Tried bullseye and got timeout after very first execution when executing via MAILBOX.

[VC4CL](VC4CL Queue Han): Mailbox buffer before: 00000020 00000000 00030002 00000008 00000004 00000005 00000000 00000000
[VC4CL](VC4CL Queue Han): Mailbox buffer after: 00000020 80000000 00030002 00000008 80000008 00000005 11e1a300 00000000
[VC4CL](VC4CL Queue Han): Mailbox request: succeeded
[VC4CL](VC4CL Queue Han): Mailbox buffer before: 00000028 00000000 00030011 00000010 00000010 0000000c bebdc290 00000000 00007530 00000000
[VC4CL](VC4CL Queue Han): ioctl_set_msg failed: -1
[VC4CL] Error in mbox_property: Connection timed out

Here is firmware version:

pi@raspberrypi:~ $ sudo vcgencmd version
Oct 29 2021 10:49:08 
Copyright (c) 2012 Broadcom
version b8a114e5a9877e91ca8f26d1a5ce904b2ad3cf13 (clean) (release) (start)

Isn't this also related to raspberrypi/linux#4321?

Can you check how long it actually took to time out (from the start of that particular Mailbox call to the timeout error)?

Isn't this also related to raspberrypi/linux#4321?

Unlikely.

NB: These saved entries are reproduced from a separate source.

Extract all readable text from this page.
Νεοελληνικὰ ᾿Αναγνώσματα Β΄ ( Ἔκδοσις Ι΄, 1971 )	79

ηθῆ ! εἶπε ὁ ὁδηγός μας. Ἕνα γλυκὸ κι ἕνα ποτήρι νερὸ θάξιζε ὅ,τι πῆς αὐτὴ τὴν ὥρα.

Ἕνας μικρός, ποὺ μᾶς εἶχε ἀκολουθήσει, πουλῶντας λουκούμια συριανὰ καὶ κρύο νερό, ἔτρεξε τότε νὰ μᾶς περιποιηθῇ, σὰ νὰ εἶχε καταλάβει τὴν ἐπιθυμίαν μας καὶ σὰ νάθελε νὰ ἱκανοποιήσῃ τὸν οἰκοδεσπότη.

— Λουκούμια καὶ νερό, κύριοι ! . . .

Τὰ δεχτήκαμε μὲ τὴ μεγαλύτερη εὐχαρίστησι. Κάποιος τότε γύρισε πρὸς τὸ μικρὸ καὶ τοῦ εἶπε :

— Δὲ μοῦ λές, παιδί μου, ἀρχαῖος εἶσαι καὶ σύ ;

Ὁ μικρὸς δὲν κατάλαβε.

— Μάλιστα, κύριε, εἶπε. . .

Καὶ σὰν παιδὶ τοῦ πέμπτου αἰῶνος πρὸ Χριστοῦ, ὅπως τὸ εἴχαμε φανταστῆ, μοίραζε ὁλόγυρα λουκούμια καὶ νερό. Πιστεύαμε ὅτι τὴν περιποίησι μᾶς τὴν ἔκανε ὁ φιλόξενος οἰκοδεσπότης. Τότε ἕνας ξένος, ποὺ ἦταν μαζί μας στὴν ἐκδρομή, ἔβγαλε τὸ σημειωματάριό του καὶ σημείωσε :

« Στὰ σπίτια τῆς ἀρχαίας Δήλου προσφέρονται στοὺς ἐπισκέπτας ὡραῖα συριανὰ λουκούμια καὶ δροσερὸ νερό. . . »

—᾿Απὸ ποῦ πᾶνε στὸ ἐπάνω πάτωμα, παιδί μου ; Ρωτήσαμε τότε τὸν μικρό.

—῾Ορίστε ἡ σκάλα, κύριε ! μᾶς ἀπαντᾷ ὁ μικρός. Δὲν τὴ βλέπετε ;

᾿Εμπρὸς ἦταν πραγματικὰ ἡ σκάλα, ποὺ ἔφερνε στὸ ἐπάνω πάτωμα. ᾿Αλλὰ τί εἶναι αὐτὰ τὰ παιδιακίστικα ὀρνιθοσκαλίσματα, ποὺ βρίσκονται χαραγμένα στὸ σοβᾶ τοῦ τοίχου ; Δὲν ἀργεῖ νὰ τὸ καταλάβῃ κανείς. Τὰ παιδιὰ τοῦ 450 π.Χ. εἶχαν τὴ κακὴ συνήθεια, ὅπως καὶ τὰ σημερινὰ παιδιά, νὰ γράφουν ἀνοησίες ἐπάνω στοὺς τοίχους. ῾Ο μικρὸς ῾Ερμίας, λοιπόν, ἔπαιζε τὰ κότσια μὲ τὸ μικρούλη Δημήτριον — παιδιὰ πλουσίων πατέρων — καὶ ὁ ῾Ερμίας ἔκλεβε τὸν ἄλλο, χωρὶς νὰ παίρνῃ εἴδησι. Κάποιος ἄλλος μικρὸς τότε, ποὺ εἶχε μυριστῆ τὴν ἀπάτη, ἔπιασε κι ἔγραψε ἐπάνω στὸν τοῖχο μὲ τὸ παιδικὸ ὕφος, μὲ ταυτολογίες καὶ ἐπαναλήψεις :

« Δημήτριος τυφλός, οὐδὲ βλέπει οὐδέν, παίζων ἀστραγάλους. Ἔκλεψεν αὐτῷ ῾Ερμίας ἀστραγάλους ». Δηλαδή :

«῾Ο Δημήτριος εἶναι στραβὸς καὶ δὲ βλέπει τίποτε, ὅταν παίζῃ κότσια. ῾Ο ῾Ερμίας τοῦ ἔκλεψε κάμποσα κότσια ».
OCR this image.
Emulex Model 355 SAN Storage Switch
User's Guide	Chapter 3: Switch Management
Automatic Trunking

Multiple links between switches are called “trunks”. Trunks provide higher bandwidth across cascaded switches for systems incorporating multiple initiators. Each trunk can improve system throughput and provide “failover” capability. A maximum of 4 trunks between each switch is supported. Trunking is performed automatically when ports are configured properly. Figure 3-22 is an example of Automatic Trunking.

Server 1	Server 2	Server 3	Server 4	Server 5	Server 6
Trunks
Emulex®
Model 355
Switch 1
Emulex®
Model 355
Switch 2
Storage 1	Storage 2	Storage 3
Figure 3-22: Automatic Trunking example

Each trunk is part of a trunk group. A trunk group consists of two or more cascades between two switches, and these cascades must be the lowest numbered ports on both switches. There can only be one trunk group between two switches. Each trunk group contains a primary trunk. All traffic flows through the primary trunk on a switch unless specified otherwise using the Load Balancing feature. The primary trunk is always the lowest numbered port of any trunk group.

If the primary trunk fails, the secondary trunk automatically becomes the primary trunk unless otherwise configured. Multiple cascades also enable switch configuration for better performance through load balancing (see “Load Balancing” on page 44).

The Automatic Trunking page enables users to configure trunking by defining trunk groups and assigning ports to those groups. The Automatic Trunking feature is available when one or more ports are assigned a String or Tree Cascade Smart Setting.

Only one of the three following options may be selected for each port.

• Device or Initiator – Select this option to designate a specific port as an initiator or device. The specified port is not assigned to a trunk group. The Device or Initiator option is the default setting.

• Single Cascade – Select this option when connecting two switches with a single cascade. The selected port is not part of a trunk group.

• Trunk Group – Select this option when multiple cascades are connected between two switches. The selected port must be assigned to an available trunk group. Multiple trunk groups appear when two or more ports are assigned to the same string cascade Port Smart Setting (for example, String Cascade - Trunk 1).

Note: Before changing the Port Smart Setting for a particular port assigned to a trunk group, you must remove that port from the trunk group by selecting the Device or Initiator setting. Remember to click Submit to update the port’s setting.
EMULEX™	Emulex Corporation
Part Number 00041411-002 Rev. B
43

I'm executing exactly the same code all the time and it takes ~16264us to execute. On "buster" I've got timeout after several executions. While on "bullseye" it instantly fails.

I think it relates to: raspberrypi/firmware#1582 or at least looks very similar.

Another observation (not sure if related), but GPU firmware becomes corrupted. For example, other modules responsible for changing frequency stop working.